Зачем сегодня спорить, удался ли Вергилию щит или не удался, получаются у него описания или не получаются? Утратил этот вопрос прямую актуальность. Что касается назидательно-притчевой — насколько вправе поэт ощущать себя живописцем и рисовать с увлечением мысленные картины, — вот эта проблема открыта для дискуссий.
По мне, так никакой Лессинг не в силах определить, какими количествами слов (или иных единиц) отмеряется дозволенная поэзии описательность, сколько словесной живописи причитается, допустим, на страницу прозы.
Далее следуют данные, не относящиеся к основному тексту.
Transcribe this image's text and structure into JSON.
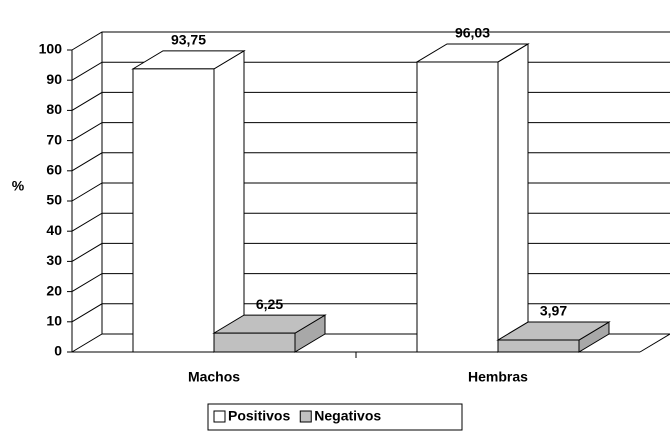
{
  "chart_data": {
    "type": "bar3d",
    "y_label": "%",
    "categories": [
      "Machos",
      "Hembras"
    ],
    "series": [
      {
        "name": "Positivos",
        "color": "#ffffff",
        "values": [
          93.75,
          96.03
        ],
        "value_labels": [
          "93,75",
          "96,03"
        ]
      },
      {
        "name": "Negativos",
        "color": "#c0c0c0",
        "values": [
          6.25,
          3.97
        ],
        "value_labels": [
          "6,25",
          "3,97"
        ]
      }
    ],
    "ylim": [
      0,
      100
    ],
    "yticks": [
      0,
      10,
      20,
      30,
      40,
      50,
      60,
      70,
      80,
      90,
      100
    ],
    "grid": true,
    "legend": "bottom"
  }
}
Тем более не по плечу законодателям от эстетики запирать перед художником, перед «описателем» дверь в литературу, чтоб спокойнее и вольготнее дышалось «сюжетнику», «повествователю», писателю.
Разделив второпях произведение на повествовательные и описательные элементы, на «художество» и сюжет, возвращаю теперь поэзии ее исконную цельность — с условием, что портрет мы в дальнейшем будем считать — с Лессингом вместе или вопреки ему! — органическим компонентом литературы, равно как и пейзаж, равно как и любое другое описание, вызывающее прямые ассоциации с живописью. Никакой особой смелости я этим не выказываю, просто освежаю в читательской памяти школярскую премудрость.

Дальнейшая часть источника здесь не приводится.